About performance: floating point is definitely much faster than integer arithmetic these days, for most comparable operations.
One more point about precision: integer arithmetic is exact, and so if you can work with a reasonably small bound (e.g. [-2,2]^2 for Mandelbrot) then integer arithmetic actually becomes more accurate than FP for the same number of bits.
Already in 2018, with Cannon Lake, Intel has introduced instructions (IFMA) which can reuse for integer computations the same vector multipliers and adders that are provided for floating-point computations. However, later Intel has removed AVX-512 from its consumer CPUs. The latest models of Intel CPUs have introduced a slower AVX-encoded variant of IFMA, but this is too little and too late, in comparison with what AMD offers.
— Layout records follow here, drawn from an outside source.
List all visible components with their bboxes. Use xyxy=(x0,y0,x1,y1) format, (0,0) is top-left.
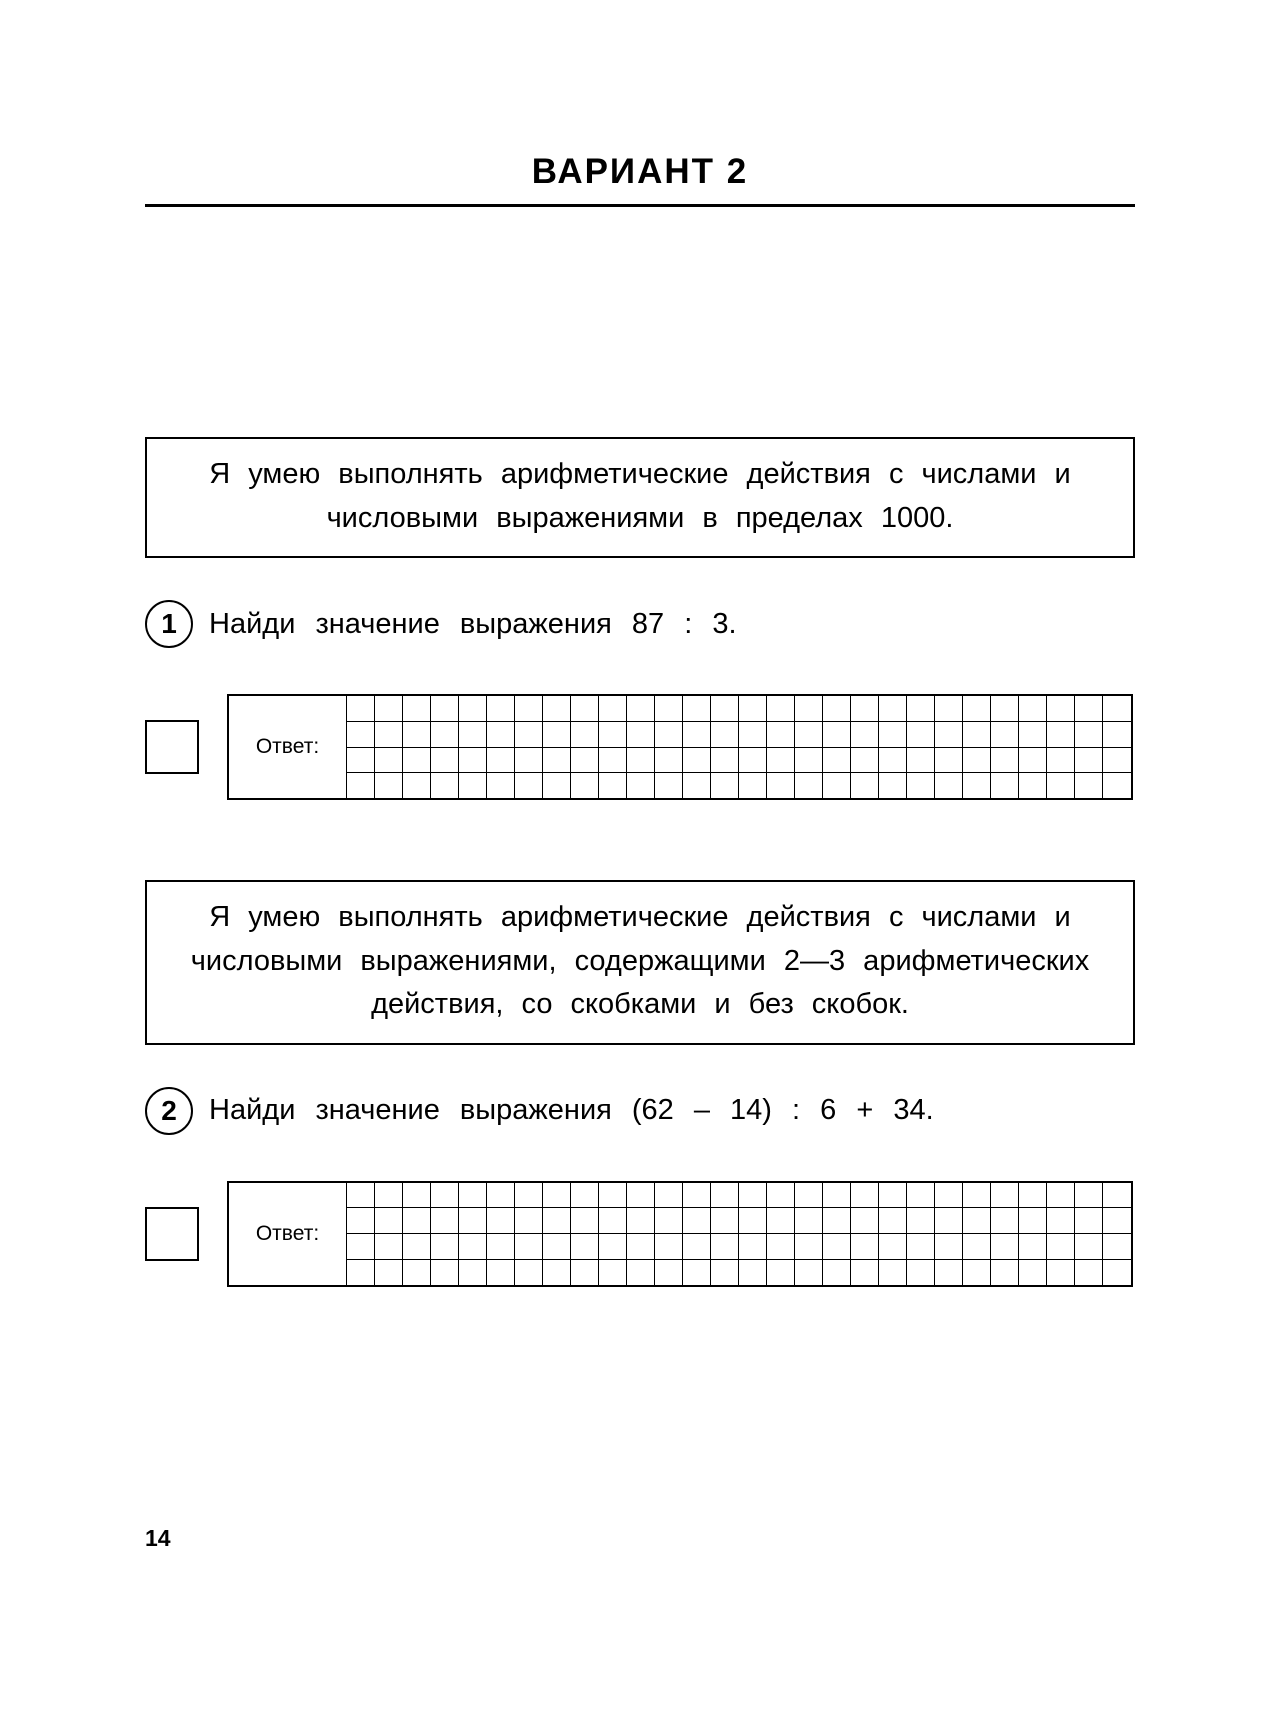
page-title: ВАРИАНТ 2 xyxy=(145,152,1135,192)
page-content: ВАРИАНТ 2 Я умею выполнять арифметически… xyxy=(145,152,1135,1287)
answer-label-2: Ответ: xyxy=(229,1183,347,1285)
answer-row-2: Ответ: xyxy=(145,1181,1135,1287)
task-2-text: Найди значение выражения (62 – 14) : 6 +… xyxy=(209,1094,934,1127)
answer-block-1: Ответ: xyxy=(227,694,1133,800)
task-1: 1 Найди значение выражения 87 : 3. xyxy=(145,600,1135,648)
skill-box-2: Я умею выполнять арифметические действия… xyxy=(145,880,1135,1045)
skill-box-1: Я умею выполнять арифметические действия… xyxy=(145,437,1135,558)
task-1-text: Найди значение выражения 87 : 3. xyxy=(209,608,737,641)
check-box-2[interactable] xyxy=(145,1207,199,1261)
answer-grid-2[interactable] xyxy=(347,1183,1131,1285)
task-2: 2 Найди значение выражения (62 – 14) : 6… xyxy=(145,1087,1135,1135)
page-number: 14 xyxy=(145,1525,171,1552)
task-1-number: 1 xyxy=(145,600,193,648)
task-2-number: 2 xyxy=(145,1087,193,1135)
answer-block-2: Ответ: xyxy=(227,1181,1133,1287)
title-block: ВАРИАНТ 2 xyxy=(145,152,1135,207)
answer-label-1: Ответ: xyxy=(229,696,347,798)
answer-row-1: Ответ: xyxy=(145,694,1135,800)
check-box-1[interactable] xyxy=(145,720,199,774)
answer-grid-1[interactable] xyxy=(347,696,1131,798)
Using IFMA and the other AVX-512 integer vector instructions, where supported, it is possible to obtain very similar throughputs, regardless if the computation is done with integer or floating-point numbers.
Hopefully, with the growing installed base of Zen 4 and Zen 5 based computers there will be the incentive to update many software packages to take advantage of their capabilities.
Is that true of code running on CPUs? My GPU can run rings around the CPU at floating point, and probably itself at integer arithmetic, but I find it hard to believe any CPU is faster at a floating point version of an algorithm than an integer version of the same (assuming both are well, or equally badly, optimised).